Classes will resume on March 31 instead of March 30 to "allow additional time for teachers to prepare for students' return to in-person instruction five days a week."
The CPS Board of Education voted to return to weeklong in-person instruction in March, including for Walnut Hills High School. Walnut will begin a "phased-in approach" with grades 7-9 returning to the classroom on March 31 and grades 10-12 returning April 6.
In person safety protocols CPS will be enacting include:
- Universal masking
- Hand and bathroom hygiene
- Achieving 4–6 air changes per hour of "clean" air through any combination of ventilation and filtration (or outdoor classrooms)
- Physical distancing, 6-feet where possible
- Isolation, quarantine, and contact tracing practices
- Cleaning and maintaining healthy facilities
Those uncomfortable with returning to the classroom have the option of enrolling their kids in the Cincinnati Digital Academy or doing distance learning "through their current school using the Schoology platform," says CPS.

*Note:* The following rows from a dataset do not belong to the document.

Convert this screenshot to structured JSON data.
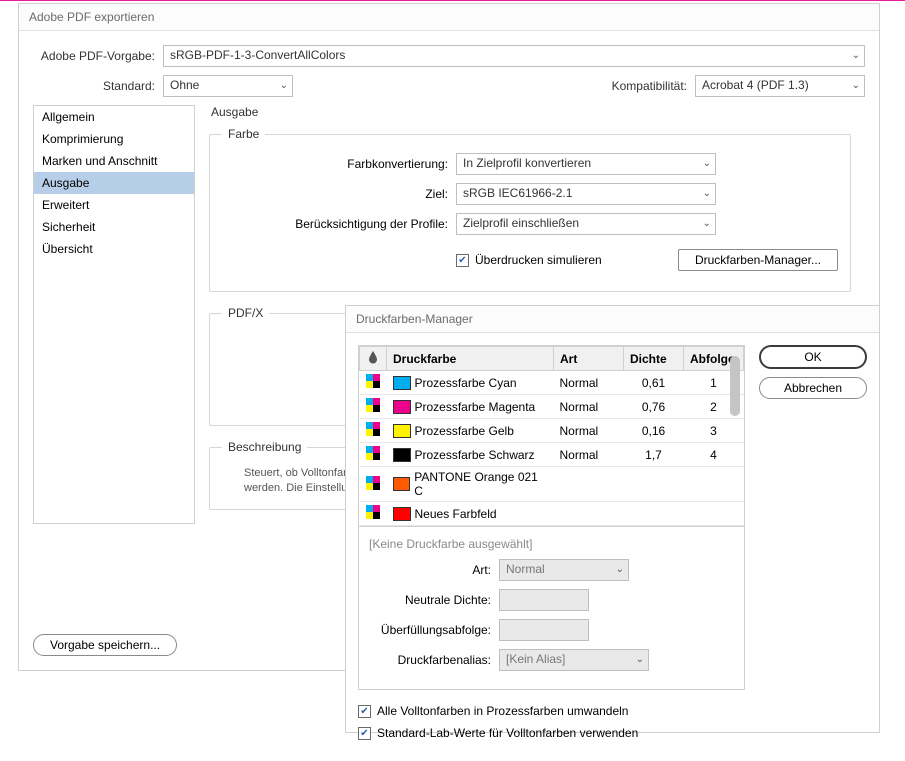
{
  "main": {
    "title": "Adobe PDF exportieren",
    "preset_label": "Adobe PDF-Vorgabe:",
    "preset_value": "sRGB-PDF-1-3-ConvertAllColors",
    "standard_label": "Standard:",
    "standard_value": "Ohne",
    "compat_label": "Kompatibilität:",
    "compat_value": "Acrobat 4 (PDF 1.3)",
    "sidebar": [
      "Allgemein",
      "Komprimierung",
      "Marken und Anschnitt",
      "Ausgabe",
      "Erweitert",
      "Sicherheit",
      "Übersicht"
    ],
    "sidebar_selected": 3,
    "panel_title": "Ausgabe",
    "color_legend": "Farbe",
    "rows": {
      "conv_label": "Farbkonvertierung:",
      "conv_value": "In Zielprofil konvertieren",
      "dest_label": "Ziel:",
      "dest_value": "sRGB IEC61966-2.1",
      "profile_label": "Berücksichtigung der Profile:",
      "profile_value": "Zielprofil einschließen"
    },
    "overprint_label": "Überdrucken simulieren",
    "ink_manager_btn": "Druckfarben-Manager...",
    "pdfx_legend": "PDF/X",
    "desc_legend": "Beschreibung",
    "desc_text": "Steuert, ob Volltonfarben in Prozessfarben umgewandelt werden und ob alle Druckfarbeneinstellungen verwendet werden. Die Einstellungen wirken sich nicht darauf aus, wie die P",
    "save_preset_btn": "Vorgabe speichern..."
  },
  "ink": {
    "title": "Druckfarben-Manager",
    "ok": "OK",
    "cancel": "Abbrechen",
    "headers": {
      "icon": "",
      "ink": "Druckfarbe",
      "type": "Art",
      "density": "Dichte",
      "seq": "Abfolge"
    },
    "rows": [
      {
        "color": "#00aeef",
        "name": "Prozessfarbe Cyan",
        "type": "Normal",
        "density": "0,61",
        "seq": "1"
      },
      {
        "color": "#ec008c",
        "name": "Prozessfarbe Magenta",
        "type": "Normal",
        "density": "0,76",
        "seq": "2"
      },
      {
        "color": "#fff200",
        "name": "Prozessfarbe Gelb",
        "type": "Normal",
        "density": "0,16",
        "seq": "3"
      },
      {
        "color": "#000000",
        "name": "Prozessfarbe Schwarz",
        "type": "Normal",
        "density": "1,7",
        "seq": "4"
      },
      {
        "color": "#ff5a00",
        "name": "PANTONE Orange 021 C",
        "type": "",
        "density": "",
        "seq": ""
      },
      {
        "color": "#ff0000",
        "name": "Neues Farbfeld",
        "type": "",
        "density": "",
        "seq": ""
      }
    ],
    "noink": "[Keine Druckfarbe ausgewählt]",
    "type_label": "Art:",
    "type_value": "Normal",
    "nd_label": "Neutrale Dichte:",
    "trap_label": "Überfüllungsabfolge:",
    "alias_label": "Druckfarbenalias:",
    "alias_value": "[Kein Alias]",
    "cb1": "Alle Volltonfarben in Prozessfarben umwandeln",
    "cb2": "Standard-Lab-Werte für Volltonfarben verwenden"
  }
}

And, CPS says, "Since Walnut Hills High School has been in distance learning the entire year, they will be part of a concurrent learning pilot program, which provides an option for five-day per week distance learning following a student's current schedule."
There has been controversy from some Walnut Hills High School parents surrounding the return to the classroom, as well as the new pilot program.
An open letter from 130 of them in the group WHHS Parents for Remote Learning 2020–21 cited concerns about the school's ability to host live-streaming, the loud ventilation system and the inability to maintain proper social distancing, with attorney Richard Ganulin writing in an email on behalf of the group: "WHHS Parents for Remote Learning 2020-21 remains very concerned that Cincinnati Public Schools remains on a path to both impose increased health risk on WHHS students while simultaneously diminishing the quality of their education. The worst of both worlds. After all this time, CPS remains unable to provide a viable live-streaming option for WHHS students and safe physical distancing."
You can read the full letter below.
New guidance from the CDC says that despite previous social distancing regulations, 3 feet of distance is now acceptable in schools. If there is a high incidence of COVID in an area, those in middle and high school should revert to a 6-foot distance, "if cohorting is not possible." The CDC defines "cohorting" as grouping the same students and staff together throughout the day to reduce viral transmission.
The decrease in social distance regulations comes as educators face pressure to return to fully in-person learning.
President Biden said it is his goal to reopen all K-8 schools in the country and get kids back in the classroom before the end of his first 100 days, and issued a "five-step" roadmap for doing so.